Waiting for the Mail

A Wednesday in Late September

2 pm

You step out of the front door of your small cabin which sits high in a field, woods to the back and the sides. You’ve grabbed a sweater because late September always brings a slight chill to the air, and the daily walk down the winding drive to the mailbox takes a good 10 minutes. It’s been five days since he left for California; this is the absolute earliest you could expect to hear from him. Here at the cabin, you have no cell service, no internet, and — since your car gave its last wheezy growl earlier in the year — no easy way to get into town to check emails or make phone calls. While he lived with you, you had decided you didn’t need a land-wired phone. Everyone you wanted to talk to was already in the cabin with you. You spent your t8me together writing: he was working on an article about the post modern art movement; you were working on fiction, on essays, on anything that flowed from your mind to the keys of your typewriter. And so when he left, you asked him to communicate the old-fashioned way, through actual physical letters, pen to paper, envelope and stamp. You’d already written to him over the weekend and slipped the envelope, along with 55 cents for postage, in the mailbox on Monday knowing that your rural mail delivery person would happily buy the stamp for you when she got back to the post office in town.

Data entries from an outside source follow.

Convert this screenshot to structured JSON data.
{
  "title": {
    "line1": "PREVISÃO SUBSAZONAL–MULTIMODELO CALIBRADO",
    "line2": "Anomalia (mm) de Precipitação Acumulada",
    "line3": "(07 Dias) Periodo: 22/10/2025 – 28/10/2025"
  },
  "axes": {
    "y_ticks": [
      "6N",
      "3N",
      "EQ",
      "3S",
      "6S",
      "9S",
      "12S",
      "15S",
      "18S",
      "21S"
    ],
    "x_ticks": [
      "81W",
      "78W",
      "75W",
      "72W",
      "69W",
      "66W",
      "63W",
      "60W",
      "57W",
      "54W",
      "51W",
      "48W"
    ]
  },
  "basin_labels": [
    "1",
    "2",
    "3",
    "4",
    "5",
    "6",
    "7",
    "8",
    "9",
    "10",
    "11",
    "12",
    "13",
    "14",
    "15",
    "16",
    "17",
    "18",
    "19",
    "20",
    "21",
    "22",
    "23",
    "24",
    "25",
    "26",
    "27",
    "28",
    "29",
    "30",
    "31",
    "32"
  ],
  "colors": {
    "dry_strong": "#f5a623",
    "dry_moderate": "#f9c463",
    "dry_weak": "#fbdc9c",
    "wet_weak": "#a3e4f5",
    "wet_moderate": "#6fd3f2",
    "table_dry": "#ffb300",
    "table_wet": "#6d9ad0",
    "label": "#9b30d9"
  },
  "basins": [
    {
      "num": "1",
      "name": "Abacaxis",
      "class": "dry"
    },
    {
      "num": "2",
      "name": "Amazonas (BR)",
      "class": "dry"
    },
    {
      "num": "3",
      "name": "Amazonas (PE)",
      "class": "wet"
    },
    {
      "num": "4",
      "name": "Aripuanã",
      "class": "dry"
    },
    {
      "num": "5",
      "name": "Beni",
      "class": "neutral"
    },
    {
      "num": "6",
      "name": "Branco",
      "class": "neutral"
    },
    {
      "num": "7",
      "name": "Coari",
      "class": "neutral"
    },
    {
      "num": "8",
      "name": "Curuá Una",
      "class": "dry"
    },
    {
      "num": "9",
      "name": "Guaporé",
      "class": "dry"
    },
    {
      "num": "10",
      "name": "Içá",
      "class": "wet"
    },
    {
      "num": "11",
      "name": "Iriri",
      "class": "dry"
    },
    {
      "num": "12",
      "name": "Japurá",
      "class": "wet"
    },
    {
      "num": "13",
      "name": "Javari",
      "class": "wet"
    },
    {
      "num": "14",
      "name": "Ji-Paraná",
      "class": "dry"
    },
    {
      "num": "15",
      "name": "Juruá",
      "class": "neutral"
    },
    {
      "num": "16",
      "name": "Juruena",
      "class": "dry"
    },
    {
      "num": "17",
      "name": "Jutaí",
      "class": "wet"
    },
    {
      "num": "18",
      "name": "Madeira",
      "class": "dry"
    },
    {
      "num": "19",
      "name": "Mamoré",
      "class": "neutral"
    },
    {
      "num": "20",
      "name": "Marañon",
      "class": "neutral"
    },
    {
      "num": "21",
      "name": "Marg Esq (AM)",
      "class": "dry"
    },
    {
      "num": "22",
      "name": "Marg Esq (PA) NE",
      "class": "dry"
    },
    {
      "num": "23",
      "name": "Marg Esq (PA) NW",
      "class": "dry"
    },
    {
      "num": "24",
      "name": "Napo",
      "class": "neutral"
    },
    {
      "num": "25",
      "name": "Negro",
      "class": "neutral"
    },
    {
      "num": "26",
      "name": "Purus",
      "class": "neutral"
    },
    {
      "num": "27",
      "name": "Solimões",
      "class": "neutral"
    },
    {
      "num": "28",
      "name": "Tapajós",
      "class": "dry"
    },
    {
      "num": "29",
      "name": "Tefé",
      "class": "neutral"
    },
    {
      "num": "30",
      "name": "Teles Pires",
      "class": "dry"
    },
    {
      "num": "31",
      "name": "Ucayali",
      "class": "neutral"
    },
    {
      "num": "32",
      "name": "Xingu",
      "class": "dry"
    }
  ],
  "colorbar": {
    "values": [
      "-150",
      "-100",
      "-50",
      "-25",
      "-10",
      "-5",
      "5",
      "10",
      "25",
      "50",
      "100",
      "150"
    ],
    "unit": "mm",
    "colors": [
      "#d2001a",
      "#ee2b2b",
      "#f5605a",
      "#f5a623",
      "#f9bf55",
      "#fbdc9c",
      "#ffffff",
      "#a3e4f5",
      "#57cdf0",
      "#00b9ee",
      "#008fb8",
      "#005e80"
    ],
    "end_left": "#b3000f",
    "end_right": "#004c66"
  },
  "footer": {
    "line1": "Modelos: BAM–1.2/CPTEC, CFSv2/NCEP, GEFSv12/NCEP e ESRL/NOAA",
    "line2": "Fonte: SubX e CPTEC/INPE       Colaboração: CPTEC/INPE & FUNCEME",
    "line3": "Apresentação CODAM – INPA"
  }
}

The leaves on the maples have begun to turn to their vibrant fall colors, the flame orange an annual shock to your eyes. The oaks are a dull yellow-brown, the shy older sister to the flamboyant maple. As you reach the mailbox, you take a deep breath, hoping to settle the flutter of anticipation in your chest. Opening the metal flap, you are a touch disappointed to see only the weekly Shoppers Guide; no other mail, no letters, not even a bill. But it’s soon to be expecting mail from him. You know this. He would have arrived in Fresno late on Friday night. Then an hour’s drive to the campus in Merced where he is to begin his associate teaching position in art history. Getting himself settled into his new lodging on Saturday; no outgoing mail on Sunday. Maybe tomorrow a letter will come. You have gotten ahead of yourself with the ache of loss and expectation.

 

The Last Friday in October

2 pm

You step out the door of the cabin and notice that nearly all the leaves have fallen now. The height of fall colors is past; there is more than a hint of chill in the air. You walk down the winding drive to the mailbox as you have done every day since the end of September, still awaiting word from the man that had promised to write. You have gone into town only a few times since he left. On those occasional visits to the modern world, you’ve checked your email; you’ve left messages on his phone. But because the trips are few and far between, and only of short duration, you haven’t been able to wait for a call back or a return email: the neighbor who has given you a ride has little patience for staying in town too long and little sympathy for heartache. So every day you walk down the drive, waiting for mail that never comes.

 

A Wednesday in Mid-December

2 pm

Today when you step out the door of your cabin, you find a dusting of snow on the fields; the smell of woodsmoke from both your chimney and from the neighbor’s house — invisible through the woods, but not too far for the sweet richness of smoke to reach your nose. You walk down the long drive to the mailbox. There is no longer anticipation in your heart: the daily walk has simply become a routine, no different than making the coffee, sweeping the cabin’s wood floors, and the hours spent each day working to get your words onto paper, but no longer letters to him. Instead you’ve been writing intertwining short stories, filled with different characters and different settings, but there is a basic structure of loss and heartache and memory than winds through them all. All the things you’ve stopped telling him in letters come out in your stories as you work through what feels a lot like grief, even though you don’t think he has actually died. 

 

 A Thursday in Early February

2 pm

There is a sameness to winter weeks in New England: even if it’s not actively snowing, there is no doubt you are in the depths of winter. The cold can be devastating and the wind hurts your skin even through the scarf you’ve wrapped around your face beneath your cap. The driveway has a thin coating of ice, and you walk towards the mailbox more slowly each day; the fear of slipping and falling on the ice is real. You heard from your neighbor that an acquaintance who lives further up the road had fallen on the ice earlier in the month, had badly sprained her ankle, and had struggled to drag herself back inside out of the cold. You fear having the same thing happen to you, because in your case no one might discover your injury for days until the next time the neighbor decided to stop by. 

So carefully, step by step, you make your way down the drive, through the bare branches and frigid air of winter, to check the mail. The metal door on the mailbox catches and resists; the same thin layer of ice that is on the drive has sealed the box shut. You tug and then hit it with the flat of your gloves hand to clear the ice. When it opens, you pull out a few utility bills, and underneath them is a letter. Your heart stutters as you recognize the stark writing that has always reminded you of the writing of architects and draftsmen. It’s his hand, his return address on the envelope. You stick the letter along with the bills deep into the pocket of your coat, and you turn to walk back to the cabin, now not wanting to read whatever this letter that was far-too-long in coming might say. What joy could a letter unwritten for five months possibly bring?